In the terminology of behavioral psychology, this second tier of rewards represents a “fixed-ratio reinforcement scheme”—a pattern of reward that provides behavioral positive reinforcement (a work break) that is triggered by the completion of a task or specified number of tasks, in a fixed one reward-to-specified completed task-number ratio. (The conventional time-based work break, by contrast, represents a “fixed-interval reinforcement schedule”, i.e., a reward scheme that is purely a function of the time elapsed between rewards, exactly as an hourly wage or hourly work break are.)
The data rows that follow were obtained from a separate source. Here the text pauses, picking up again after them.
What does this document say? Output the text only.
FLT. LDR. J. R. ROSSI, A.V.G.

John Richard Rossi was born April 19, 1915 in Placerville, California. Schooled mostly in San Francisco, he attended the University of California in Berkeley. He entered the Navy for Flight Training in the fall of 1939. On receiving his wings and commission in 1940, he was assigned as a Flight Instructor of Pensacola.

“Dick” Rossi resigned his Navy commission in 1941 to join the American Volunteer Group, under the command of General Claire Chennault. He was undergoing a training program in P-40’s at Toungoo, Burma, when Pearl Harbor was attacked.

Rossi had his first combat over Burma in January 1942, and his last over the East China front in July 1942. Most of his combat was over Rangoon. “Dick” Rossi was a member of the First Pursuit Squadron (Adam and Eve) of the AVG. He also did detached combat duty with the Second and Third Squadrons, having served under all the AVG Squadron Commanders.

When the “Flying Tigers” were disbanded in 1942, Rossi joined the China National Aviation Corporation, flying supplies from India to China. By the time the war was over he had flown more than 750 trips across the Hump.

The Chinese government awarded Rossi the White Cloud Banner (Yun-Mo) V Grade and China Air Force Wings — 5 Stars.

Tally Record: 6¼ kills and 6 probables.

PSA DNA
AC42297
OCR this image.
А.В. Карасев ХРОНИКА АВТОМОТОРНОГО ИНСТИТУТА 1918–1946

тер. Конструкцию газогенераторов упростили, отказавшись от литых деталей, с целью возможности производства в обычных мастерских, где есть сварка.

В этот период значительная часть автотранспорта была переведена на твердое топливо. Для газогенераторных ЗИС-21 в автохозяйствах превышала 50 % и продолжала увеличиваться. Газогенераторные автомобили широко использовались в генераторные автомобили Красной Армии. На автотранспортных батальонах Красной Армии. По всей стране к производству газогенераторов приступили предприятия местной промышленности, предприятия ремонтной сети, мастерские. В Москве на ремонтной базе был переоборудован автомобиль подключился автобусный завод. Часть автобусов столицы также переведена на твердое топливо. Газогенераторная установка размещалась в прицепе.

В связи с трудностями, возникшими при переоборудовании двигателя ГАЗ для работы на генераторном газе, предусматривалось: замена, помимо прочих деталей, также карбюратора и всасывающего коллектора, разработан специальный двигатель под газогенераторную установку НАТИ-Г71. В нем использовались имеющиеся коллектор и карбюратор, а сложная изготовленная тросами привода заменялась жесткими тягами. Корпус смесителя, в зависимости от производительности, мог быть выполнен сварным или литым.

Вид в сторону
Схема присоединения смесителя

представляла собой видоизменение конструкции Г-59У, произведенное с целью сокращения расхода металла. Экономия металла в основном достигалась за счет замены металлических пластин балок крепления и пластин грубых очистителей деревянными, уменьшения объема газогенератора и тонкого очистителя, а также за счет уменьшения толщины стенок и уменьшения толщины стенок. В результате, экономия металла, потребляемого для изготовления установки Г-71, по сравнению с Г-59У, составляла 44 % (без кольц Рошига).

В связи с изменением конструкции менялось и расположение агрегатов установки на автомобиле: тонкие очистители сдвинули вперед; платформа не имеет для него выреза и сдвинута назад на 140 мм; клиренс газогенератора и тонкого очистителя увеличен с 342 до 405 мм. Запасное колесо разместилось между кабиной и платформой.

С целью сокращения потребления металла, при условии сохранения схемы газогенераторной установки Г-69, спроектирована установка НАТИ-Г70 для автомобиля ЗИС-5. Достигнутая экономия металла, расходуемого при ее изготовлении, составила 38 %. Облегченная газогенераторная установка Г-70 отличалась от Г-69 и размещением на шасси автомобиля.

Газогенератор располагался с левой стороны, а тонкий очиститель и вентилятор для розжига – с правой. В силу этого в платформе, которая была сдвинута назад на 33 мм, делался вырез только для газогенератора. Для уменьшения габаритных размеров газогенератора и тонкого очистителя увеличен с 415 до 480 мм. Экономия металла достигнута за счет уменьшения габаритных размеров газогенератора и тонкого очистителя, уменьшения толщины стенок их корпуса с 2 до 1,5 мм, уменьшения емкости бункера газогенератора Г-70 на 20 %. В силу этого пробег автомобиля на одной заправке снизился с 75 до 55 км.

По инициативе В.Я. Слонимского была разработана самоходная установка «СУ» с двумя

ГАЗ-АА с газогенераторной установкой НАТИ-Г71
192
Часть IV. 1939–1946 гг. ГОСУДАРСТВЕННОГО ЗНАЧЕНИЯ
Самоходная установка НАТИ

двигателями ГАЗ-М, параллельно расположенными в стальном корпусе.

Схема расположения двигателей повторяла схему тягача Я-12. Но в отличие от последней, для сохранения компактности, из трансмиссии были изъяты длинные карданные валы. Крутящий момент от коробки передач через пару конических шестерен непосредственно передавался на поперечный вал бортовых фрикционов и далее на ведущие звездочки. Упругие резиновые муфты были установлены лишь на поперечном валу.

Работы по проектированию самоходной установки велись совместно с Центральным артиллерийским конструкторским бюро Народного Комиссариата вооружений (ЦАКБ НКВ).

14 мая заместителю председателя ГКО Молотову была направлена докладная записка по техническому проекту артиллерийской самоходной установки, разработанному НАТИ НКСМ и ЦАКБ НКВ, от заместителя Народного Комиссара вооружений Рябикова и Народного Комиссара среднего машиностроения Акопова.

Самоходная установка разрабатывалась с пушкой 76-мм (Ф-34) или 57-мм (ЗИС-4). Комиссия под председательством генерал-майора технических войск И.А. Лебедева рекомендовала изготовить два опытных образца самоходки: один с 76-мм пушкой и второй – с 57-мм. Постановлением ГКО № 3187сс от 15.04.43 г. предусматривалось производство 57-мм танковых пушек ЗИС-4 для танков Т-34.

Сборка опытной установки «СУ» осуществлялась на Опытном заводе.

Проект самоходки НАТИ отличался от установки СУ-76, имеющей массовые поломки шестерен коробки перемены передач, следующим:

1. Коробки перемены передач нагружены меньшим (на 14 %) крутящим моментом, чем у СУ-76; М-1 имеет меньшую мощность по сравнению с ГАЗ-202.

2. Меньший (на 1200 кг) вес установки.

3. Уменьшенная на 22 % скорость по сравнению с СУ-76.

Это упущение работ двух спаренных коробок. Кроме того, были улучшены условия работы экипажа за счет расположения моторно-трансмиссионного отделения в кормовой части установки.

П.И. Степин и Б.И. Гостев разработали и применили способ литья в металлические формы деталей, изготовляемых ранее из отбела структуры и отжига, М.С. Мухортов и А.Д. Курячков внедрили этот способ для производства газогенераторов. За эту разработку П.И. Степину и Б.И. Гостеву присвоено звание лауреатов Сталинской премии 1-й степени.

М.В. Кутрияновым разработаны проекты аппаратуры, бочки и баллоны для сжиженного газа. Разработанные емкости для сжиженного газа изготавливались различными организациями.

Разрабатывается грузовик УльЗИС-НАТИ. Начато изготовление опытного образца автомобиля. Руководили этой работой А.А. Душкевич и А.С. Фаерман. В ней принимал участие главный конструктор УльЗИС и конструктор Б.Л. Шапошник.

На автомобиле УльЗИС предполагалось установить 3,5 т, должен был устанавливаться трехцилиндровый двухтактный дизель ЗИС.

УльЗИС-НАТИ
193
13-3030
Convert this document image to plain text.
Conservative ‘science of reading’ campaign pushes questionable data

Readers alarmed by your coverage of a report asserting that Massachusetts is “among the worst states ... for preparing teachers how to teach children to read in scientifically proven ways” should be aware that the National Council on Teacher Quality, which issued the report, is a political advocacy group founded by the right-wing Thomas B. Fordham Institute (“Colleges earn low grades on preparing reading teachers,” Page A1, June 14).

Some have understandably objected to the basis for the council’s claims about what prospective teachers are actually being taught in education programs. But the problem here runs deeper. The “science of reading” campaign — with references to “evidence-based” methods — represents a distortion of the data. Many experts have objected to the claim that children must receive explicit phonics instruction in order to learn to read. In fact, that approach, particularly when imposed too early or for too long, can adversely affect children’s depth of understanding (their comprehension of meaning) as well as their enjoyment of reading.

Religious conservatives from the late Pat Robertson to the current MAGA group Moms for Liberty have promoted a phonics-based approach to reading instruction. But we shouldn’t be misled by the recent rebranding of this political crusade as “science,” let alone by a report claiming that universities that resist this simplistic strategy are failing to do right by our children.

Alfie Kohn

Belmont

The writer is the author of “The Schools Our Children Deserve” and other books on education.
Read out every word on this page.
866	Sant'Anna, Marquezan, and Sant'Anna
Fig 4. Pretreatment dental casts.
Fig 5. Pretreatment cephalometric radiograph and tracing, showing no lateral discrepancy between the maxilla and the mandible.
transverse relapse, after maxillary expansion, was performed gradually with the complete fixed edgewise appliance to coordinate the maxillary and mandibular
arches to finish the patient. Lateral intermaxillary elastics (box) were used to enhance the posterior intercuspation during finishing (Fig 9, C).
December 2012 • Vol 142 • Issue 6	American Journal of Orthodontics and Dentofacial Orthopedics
One argument for the superiority of the fixed-ratio scheme is that the fixed-interval schedule encourages slacking off, since interval rewards of work breaks and pay will be provided purely on the basis of elapsed time, irrespective of rate of output and efficiency.

Hence, an employer can boost worker output and efficiency by providing positive break-time-as-reward incentives rather than punitive threats of dismissal and simultaneously discourage employee goldbricking. Of course, a key limitation of fixed-ratio reinforcement is that it is impossible to apply to jobs for which unit tasks are not easily identified, require variable amounts of time to complete or are embedded in a multi-tasking environment.

For example, if reading this article has been a chore, should you be rewarded for completing it on the basis of how long it took you to do so, or on the basis of how much you accomplished in finishing it?…

….assuming you weren’t multi-tasking and doing your real job at the same time.